As she sat in the darkened dining room of her well-appointed home, in an upper middle-class neighborhood of Toluca Lake, Marjorie Chin gave in to her memories, which, lately, have caused her nothing but pain. She watched her daughter, Tiffany, glide effortlessly across the ice on the big-screen television, the elegant images from years past captured forever by a home video camera. Every so often, Marjorie's husband, Ed, came into the room to change the cassette. But not to watch. That always has been her role, to watch Tiffany. Marjorie often wonders whether it did her or Tiffany any good.
There was Tiffany at 9, one year after Marjorie bought her a pair of skates for $1 at a San Diego garage sale and already doing a camel spin that would make Dorothy Hamill look twice. There was Tiffany at 12, having advanced to her first junior nationals, smiling through her braces and more precocious than ever.
"That was the year everyone said she had gone too far, advanced too fast," Marjorie said. "But she wasn't fazed at all. One day, Carlo Fassi called and said he wanted her to be his student. He promised us everything."
Fassi, one of the world's most respected coaches, made similar calls in the past to Peggy Fleming, Hamill, Robin Cousins and John Curry, telling them they could have it all if they trained with him in Colorado Springs, Colo. All became Olympic champions.
"We didn't go," Marjorie said. If she regrets the decision, there was no trace of it in her voice.
There was Tiffany at 13, winning the world junior championship. There was Tiffany at 15, performing the most demanding triple jump, a triple axel. No other woman could do one at the time. On one of the cassettes, recorded during a practice in a near-empty rink, one person could be heard applauding Tiffany's triple axel. It was Fleming. In figure skating, that is the equivalent of being knighted by the queen.
"Tiffany was such a happy girl," Marjorie said.
There was Tiffany at 16, still ahead of schedule, finishing second to Rosalynn Sumners in the national championships and earning a berth in the 1984 Winter Olympics in Sarajevo, Yugoslavia. "Sumners Wins, but Future Belongs to Chin," read the headline in The Times. There was Tiffany in Sarajevo, finishing fourth but serving notice. "For Tiffany Chin, Life is Sweet--and 1988 Is Bright," read another headline.
The headlines never again were so glowing. Tiffany won the national championship in 1985, but she skated less skillfully and with less flair than the year before. There was no way to know it then, but she never again would be as good as in 1984. In 1986, she was third in the nationals, and although she finished third in the world for the second straight year, it was apparent the judges no longer were enamored of her.
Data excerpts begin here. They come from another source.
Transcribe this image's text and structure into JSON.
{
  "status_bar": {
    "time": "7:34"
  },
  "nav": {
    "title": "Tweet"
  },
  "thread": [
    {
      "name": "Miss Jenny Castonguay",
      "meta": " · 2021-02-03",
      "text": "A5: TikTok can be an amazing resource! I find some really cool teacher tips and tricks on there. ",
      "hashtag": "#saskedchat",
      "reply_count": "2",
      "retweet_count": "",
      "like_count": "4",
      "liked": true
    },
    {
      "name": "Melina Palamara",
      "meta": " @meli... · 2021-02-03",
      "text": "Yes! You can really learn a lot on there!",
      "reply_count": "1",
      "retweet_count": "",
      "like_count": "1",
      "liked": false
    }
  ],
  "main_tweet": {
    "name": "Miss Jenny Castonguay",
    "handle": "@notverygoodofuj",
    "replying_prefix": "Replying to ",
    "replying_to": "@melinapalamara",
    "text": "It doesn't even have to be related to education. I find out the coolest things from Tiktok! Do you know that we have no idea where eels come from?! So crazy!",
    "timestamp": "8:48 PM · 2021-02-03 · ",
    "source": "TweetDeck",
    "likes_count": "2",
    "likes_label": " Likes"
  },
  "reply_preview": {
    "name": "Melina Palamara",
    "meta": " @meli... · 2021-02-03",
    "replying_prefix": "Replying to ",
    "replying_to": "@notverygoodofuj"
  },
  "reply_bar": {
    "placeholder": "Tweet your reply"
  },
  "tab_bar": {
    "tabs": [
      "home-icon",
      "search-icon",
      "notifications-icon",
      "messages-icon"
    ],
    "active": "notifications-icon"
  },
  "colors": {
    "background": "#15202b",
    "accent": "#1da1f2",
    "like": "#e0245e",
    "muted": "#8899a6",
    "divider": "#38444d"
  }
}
Last year, she was fourth in the nationals and did not earn a berth in the world championships.
Confronted with the probability that she would not make the U.S. team for the Winter Olympics next month in Calgary, Canada, Tiffany, 20, announced her retirement in November from competitive skating and signed a seven-figure contract with an ice show.
Ed Chin entered the room to insert another cassette, but Marjorie waved him away. "I don't want to see any more," she said. "Over the years, all the girls wash out. I didn't know mine was going to, too. If we hadn't ruined her, the gold medal would have been hers."
Frank Carroll was polite but firm in refusing to answer questions about Tiffany. He was her coach early in her career at the Pickwick Ice Arena in Burbank and again at the end, the middle having been entrusted to others.
"Oh God, I can't comment about Tiffany's demise in skating," he said from his weekend home in Palm Springs. "A lot of it would be very painful to Tiffany if it came out. The last thing I want to do is cause her more pain. I love Tiffany. She's a wonderful kid. But I think she's spent a lot of time being depressed and very unhappy. She's the only one who knows the truth."
Yes, Tiffany said when Carroll's remarks were repeated to her, she was depressed at times.
"It wasn't only when I was skating bad," she said. "Sometimes it was when I was skating well, too. It's not always such a happy sport. You always try to make everything so pretty and graceful and easy and joyful, and a lot of times it's not."
But no, Tiffany said, she does not know the truth--not one single, solitary truth. She does not know why East Germany's Katarina Witt or the United States' Debi Thomas or some other ice princess will wear the gold medal in Calgary instead of her. But she has theories, and if you took a multiple choice test and answered "all of the above," you would not be too far off.